Rebecca Atkinson (Karen from Shameless) gets a role in this episode, along with one of her Shameless co-stars, Warren Donnelly. Fans of the Shameless are also treated to a prominent role by Anthony Flanagan in the fifth episode. Adding to the guest cast here is Lee Ross, making the first of three appearances (the third in Ashes To Ashes) as DCI Litton. Ross has appeared in movies, including Dawn of the Planet of the Apes and The English Patient. However, to a certain generation he'll always be known as Kenny from Press Gang, or, for those even older, his first role on TV in Dodger, Bonzo and the Rest. Ross is always good fun, but he looks too young for the part even in his mid-30s, and he is sending it up quite a bit.

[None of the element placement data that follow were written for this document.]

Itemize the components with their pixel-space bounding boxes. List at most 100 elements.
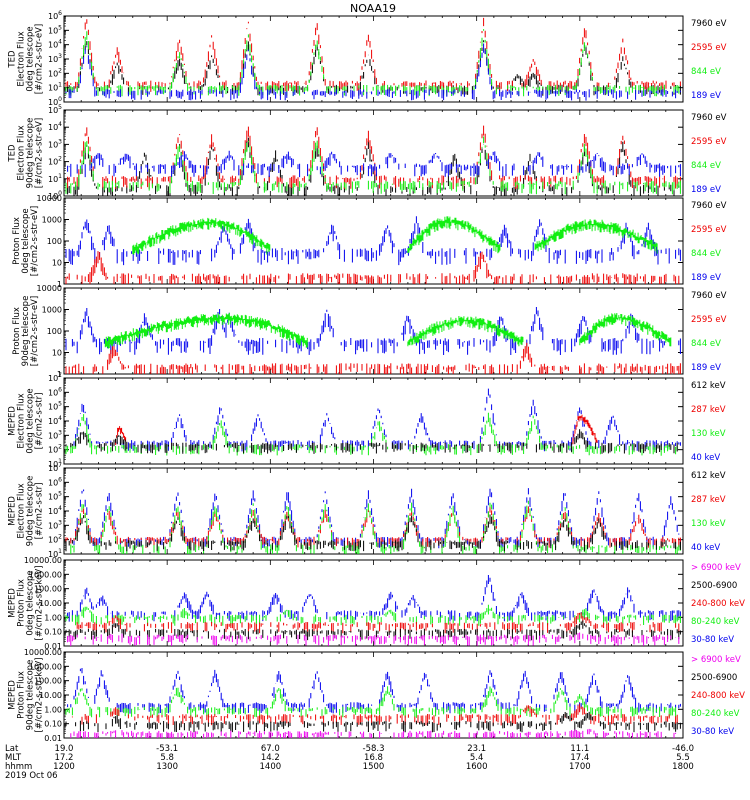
y-axis-label: MEPED xyxy=(8,680,18,710)
legend-label: > 6900 keV xyxy=(691,655,741,665)
legend-label: 80-240 keV xyxy=(691,617,740,627)
y-tick-label: 102 xyxy=(48,534,62,545)
y-axis-label: Electron Flux xyxy=(17,125,27,180)
panel-3: 1 10 100 1000 10000 Proton Flux 0deg telescope… xyxy=(12,194,727,289)
y-tick-label: 0.10 xyxy=(44,628,62,637)
y-tick-label: 100.00 xyxy=(34,585,62,594)
lat-value: 19.0 xyxy=(55,744,74,754)
y-axis-label: TED xyxy=(8,50,18,69)
hhmm-value: 1700 xyxy=(569,762,591,772)
y-tick-label: 106 xyxy=(48,10,62,21)
y-axis-label: MEPED xyxy=(8,588,18,618)
y-tick-label: 10000.00 xyxy=(24,648,62,657)
legend-label: 189 eV xyxy=(691,185,721,195)
series-trace-189-ev xyxy=(65,307,681,355)
y-tick-label: 100.00 xyxy=(34,677,62,686)
legend-label: 2595 eV xyxy=(691,137,727,147)
series-trace-612-kev xyxy=(65,514,681,552)
legend-label: 7960 eV xyxy=(691,201,727,211)
legend-label: > 6900 keV xyxy=(691,563,741,573)
y-tick-label: 101 xyxy=(48,173,62,184)
series-trace-844-ev xyxy=(65,136,681,195)
y-axis-label: [#/cm2-s-str-keV] xyxy=(35,658,45,733)
mlt-value: 17.4 xyxy=(570,753,589,763)
mlt-value: 14.2 xyxy=(261,753,280,763)
y-tick-label: 102 xyxy=(48,156,62,167)
data-area xyxy=(65,307,681,374)
series-trace--6900-kev xyxy=(70,728,677,738)
y-axis-label: Proton Flux xyxy=(17,671,27,719)
panel-6: 101 102 103 104 105 106 107 MEPED Electron Flux 9… xyxy=(8,462,726,559)
series-trace-844-ev xyxy=(579,313,672,347)
series-trace-2595-ev xyxy=(65,17,681,92)
series-trace-240-800-kev xyxy=(76,612,680,634)
data-area xyxy=(65,488,681,554)
panel-4: 1 10 100 1000 10000 Proton Flux 90deg telescop… xyxy=(12,284,727,379)
legend-label: 612 keV xyxy=(691,381,726,391)
y-axis-label: Electron Flux xyxy=(17,483,27,538)
hhmm-value: 1300 xyxy=(156,762,178,772)
series-trace-2595-ev xyxy=(65,342,681,374)
legend-label: 189 eV xyxy=(691,91,721,101)
data-area xyxy=(65,125,681,196)
mlt-value: 5.4 xyxy=(470,753,484,763)
y-tick-label: 104 xyxy=(48,505,62,516)
legend-label: 40 keV xyxy=(691,453,720,463)
lat-value: 67.0 xyxy=(261,744,280,754)
y-tick-label: 1.00 xyxy=(44,705,62,714)
legend-label: 240-800 keV xyxy=(691,599,745,609)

Thankfully the character doesn't reappear in Life On Mars' second season, allowing it to be a little more serious in general.
     As the third episode, then this instalment tones down the questions regarding Sam's sanity and reality, but scores by having a tighter plot than the first two. The openers acted as fairly bog standard murder enquiries that used contrivance to resolve the cases, just window dressing to introduce the characters and set up. This investigation into what appears to be a factory slaying involves genuine detective work and a fairly clever resolution, placing the reality of the 1970s over the central mystery. Although the mysteries are what keep the series watchable, it's important that the cases are also well developed, and a perfect balance between the two is the ideal.
     

9 Episode One

The first episode, and the one with the highest ratings, the "first night" advertising of the show encouraging 7.46 million people to tune in. Although figures inevitably dropped thereafter, the show maintained a solid following throughout the first season. Created by Tony Jordan, Ashley Pharoah and Matthew Graham, the first season was largely written by Graham, with him delivering scripts for half the eight episodes, and co-writing another with Pharoah. He went on to write three more for season two, including the final episode.
     This introductory story by Graham is generally a strong one. The resolution to the first case is more than a little contrived, and some of the dialogue to indicate the reliance on technology in the present day is a little on the nose ("Look around you. What use are feelings in this room?") but for a first episode, it does a good job at setting up the basic premise.
     Both DVD boxsets of Life On Mars were impressive releases, coming with lots of extras, including behind-the-scenes features, yet only season one came with commentaries. DVD commentaries are more often than not inessential chats rather than must-hear events, though they're a nice addition in principle. The commentaries for every episode of season one lean more towards the latter, though are pleasant enough listens. If you want to hear which extra was John Simm's real-life dad, Tony Jordan say he didn’t know what the series was about, or hear Philip Glenister jokingly refer to the internet as a "breeding ground for perverts", then they're diverting enough. In terms of actual content, then this first episode is the one to really listen to, with genuine insights, including subplots that were removed, ideas behind the series and which scenes were filmed weeks apart. Featuring on the eight commentaries in various combinations are the producer, four directors, all three creators, writer Chris Chibnall and the actors behind Sam, Gene, Ray and Chris.